Come gestire l’abbagliamento
Le lampade a halogeno standard sono, in sostanza, delle “bombe di luce”. Per risolvere questo problema, modifichiamo la distribuzione spettrale della luce: aggiungiamo materiali specifici al vetro di quarzo o regoliamo la temperatura del filamento per ridurre quei picchi di luce blu intensa. Il risultato è una luce morbida e delicata. Non si tratta soltanto di rendere la stanza più accogliente, ma anche di proteggere gli occhi dallo stress, garantendo al contempo che il calore penetri efficacemente nella pelle.
I dettagli tecnici
Utilizziamo vetro di quarzo di alta purezza per questi tubi. Perché?
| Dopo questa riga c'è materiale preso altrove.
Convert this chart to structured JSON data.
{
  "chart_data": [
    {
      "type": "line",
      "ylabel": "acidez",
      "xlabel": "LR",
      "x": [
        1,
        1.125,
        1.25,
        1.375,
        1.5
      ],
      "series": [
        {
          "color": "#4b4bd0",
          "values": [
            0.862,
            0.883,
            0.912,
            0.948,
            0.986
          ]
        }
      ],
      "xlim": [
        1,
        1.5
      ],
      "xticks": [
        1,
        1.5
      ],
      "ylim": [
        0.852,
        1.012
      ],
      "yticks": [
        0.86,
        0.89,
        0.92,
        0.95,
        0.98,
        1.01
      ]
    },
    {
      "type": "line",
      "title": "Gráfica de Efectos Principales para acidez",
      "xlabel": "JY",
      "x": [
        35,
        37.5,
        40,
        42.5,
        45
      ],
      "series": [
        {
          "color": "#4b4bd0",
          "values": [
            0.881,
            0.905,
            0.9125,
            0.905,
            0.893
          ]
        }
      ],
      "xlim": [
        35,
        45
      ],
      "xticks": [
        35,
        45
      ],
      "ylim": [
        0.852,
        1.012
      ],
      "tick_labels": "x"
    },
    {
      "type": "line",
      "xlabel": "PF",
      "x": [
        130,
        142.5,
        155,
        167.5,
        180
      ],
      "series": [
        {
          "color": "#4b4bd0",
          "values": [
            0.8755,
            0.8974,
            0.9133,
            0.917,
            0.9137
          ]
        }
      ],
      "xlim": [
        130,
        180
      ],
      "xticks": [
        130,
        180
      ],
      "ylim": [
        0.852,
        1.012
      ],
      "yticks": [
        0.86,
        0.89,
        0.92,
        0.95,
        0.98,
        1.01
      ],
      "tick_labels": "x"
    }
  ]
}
Perché questi dispositivi si riscaldano e si raffreddano rapidamente; il vetro economico potrebbe semplicemente rompersi. Di solito, abbiniamo questi tubi a connettori R7, in modo da poter sostituire facilmente la lampada spenta in pochi secondi. Inoltre, utilizziamo riflettori in alluminio lucidato o rivestiti d’oro per dirigere tutto il calore verso il basso. Sembra semplice, ma gli angoli devono essere perfetti: se il riflettore non è posizionato correttamente, si spreca circa il 15% del calore prodotto. È davvero tanto.
Il compromesso necessario
La verità è che non è possibile avere una lampada completamente scura che produca comunque un calore elevato in uno spazio piccolo. È necessario trovare un equilibrio. Per ottenere una luce sicura per gli occhi, a volte dobbiamo accontentarci di una potenza leggermente inferiore rispetto a quella delle lampade industriali. Inoltre, se utilizziamo troppi filtri per proteggere gli occhi, la lampada impiega più tempo per riscaldarsi. Si tratta quindi di trovare quel punto ideale in cui la luce sia sopportabile per gli occhi, ma allo stesso tempo la stanza rimanga calda non appena si accende l’interruttore.